Why Does My Homemade Candle Crack? (How to Prevent)

Cracks and sinkholes are common and quite frustrating to find in your candles.

Cracks can sometimes be a cosmetic issue, but if these cracks uncover sinkholes or craters, then you can be looking at a performance issue as well.

So why is this happening?

When candle wax cools, it shrinks. If this process happens too quickly, the wax can have trouble adhering to the container or wick, leading to cracks forming.

Another reason could be air bubbles. If the surface of your candle solidifies before air bubbles have had a chance to release, air will be trapped in the wax. This can create air pockets which will cause cracks and sinkholes.

How to Fix and Prevent Cracks and Sink Holes in Candles

Tap Container

Gently tap the candle container after pouring the wax to release air bubbles trapped in the wax.

Experiment With Your Pour Temperature

Pour temperature can be tricky because you can pour too hot or too cool.

If you pour at too low a temperature, the cooling process for the wax will be fast, and imperfections like cracks and sinkholes may form while the wax contracts.

If you pour too high a temperature, you can also run into problems. The higher the temperature you pour, the more the wax has to cool and the more the wax will shrink, leading to more opportunities for imperfections to form.

The right pour temperature will depend on your specific environment.

When you purchase wax, the manufacturer will have a recommended pour temperature. For example, 464 soy wax has a recommended pour temp of 135°F.

Use the recommended temp as the baseline and adjust up or down as needed by increments of 5 degrees.

Preheat Containers

Preheat the container to reduce the shock of hot wax pouring into a cold container.

Pouring hot wax into a cold container can shock the cooling process leading to adhesion problems, cracks, and sinkholes.

By heating the container, your candle will have an even cooling process helping with adhesion.

To heat your containers, you can use a heat gun or put your containers in the oven on a low setting (~100°F) for 2-3 minutes.

Don’t Stir Vigorously

Make sure you are gently stirring your wax.

Vigorously stirring your wax will create air bubbles. These air bubbles can lead to air pockets trapped in the wax during its cooling stage and can lead to cracks, sinkholes, and poor performance of your candle.

Slowly Pour the Wax 

Slow and steady wins.

Slowly pour your wax to avoid creating air bubbles which can cause imperfections.

Melt the Surface of Candle

If you have minor cracks, you can melt the top layer of wax with a heat gun.

Put the gun on the lowest setting and evenly melt a thin surface layer. You may want to repeat once more to get a smooth top.

If you have some cracks and suspect sinkholes, poke some relief holes into the wax (typically, these sinkholes form around the wick).
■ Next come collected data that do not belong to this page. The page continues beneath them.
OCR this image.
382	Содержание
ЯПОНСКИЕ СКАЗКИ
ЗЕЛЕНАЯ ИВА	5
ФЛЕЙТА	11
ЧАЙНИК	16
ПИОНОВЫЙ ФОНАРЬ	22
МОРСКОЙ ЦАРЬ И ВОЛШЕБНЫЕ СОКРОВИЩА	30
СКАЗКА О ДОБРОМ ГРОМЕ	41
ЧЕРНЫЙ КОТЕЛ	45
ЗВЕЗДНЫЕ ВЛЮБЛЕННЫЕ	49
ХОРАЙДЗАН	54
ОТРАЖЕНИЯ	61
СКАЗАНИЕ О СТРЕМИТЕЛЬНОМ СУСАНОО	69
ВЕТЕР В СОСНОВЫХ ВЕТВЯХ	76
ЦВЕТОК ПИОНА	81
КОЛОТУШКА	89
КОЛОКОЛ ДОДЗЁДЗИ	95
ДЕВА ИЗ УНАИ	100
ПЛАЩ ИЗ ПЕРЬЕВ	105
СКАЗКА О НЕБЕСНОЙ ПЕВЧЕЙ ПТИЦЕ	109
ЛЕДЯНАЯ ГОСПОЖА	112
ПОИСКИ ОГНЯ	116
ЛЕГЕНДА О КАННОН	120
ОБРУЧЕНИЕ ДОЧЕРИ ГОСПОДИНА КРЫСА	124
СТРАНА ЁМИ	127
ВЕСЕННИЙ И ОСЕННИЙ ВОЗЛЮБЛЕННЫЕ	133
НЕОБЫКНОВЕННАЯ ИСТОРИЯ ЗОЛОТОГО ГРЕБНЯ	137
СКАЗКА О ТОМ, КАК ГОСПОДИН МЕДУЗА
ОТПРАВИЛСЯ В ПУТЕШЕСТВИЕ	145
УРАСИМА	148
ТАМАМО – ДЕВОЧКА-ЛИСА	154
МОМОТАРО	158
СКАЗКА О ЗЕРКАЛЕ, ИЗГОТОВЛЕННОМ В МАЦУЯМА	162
Use a chopstick or something similar to poke a hole and expose any air pockets or craters lingering beneath the surface.

Then use your heat gun to melt the top layer of wax, which will fill in the relief holes you made. 

Do an Additional Pour

Poke relief holes around the wick with a chopstick or something similar in shape. Do this while your wax is still warm but has the appearance of being solid.

Melt additional wax and pour it into the holes you’ve made.

For the wax used to fill in the holes, melt it to the same temperature as the original wax you poured.

Store Candles in Warmer Environment

If you’re in a cold climate, insulate and cure your candles in a warmer environment.

Try storing them inside a box but make sure they have a few inches of separation between each candle while they cool. Once completely cooled, you can store them for curing without worrying about the separation between each candle. 


It may be frustrating to see cracks and sinkholes in your candles, but the good news, it’s not the end of the world.

To prevent or fix cracking imperfections in your candle, you can:

  1. Tap the container after pouring to release air bubbles.
  2. Gently stir the wax to avoid creating air bubbles.
  3. Gently pour your wax to avoid creating air bubbles.
  4. Experiment with pouring your wax at different temperatures.
  5. Preheat candle containers for a smoother cooling process.
  6. Melt the surface layer of the candle to repair cracks.
  7. Create relief holes in your candle while it’s still warm and fill in with an additional pour of wax or by melting the top layer of wax with a heat gun.
  8. Store your candles in a warmer environment while they cure.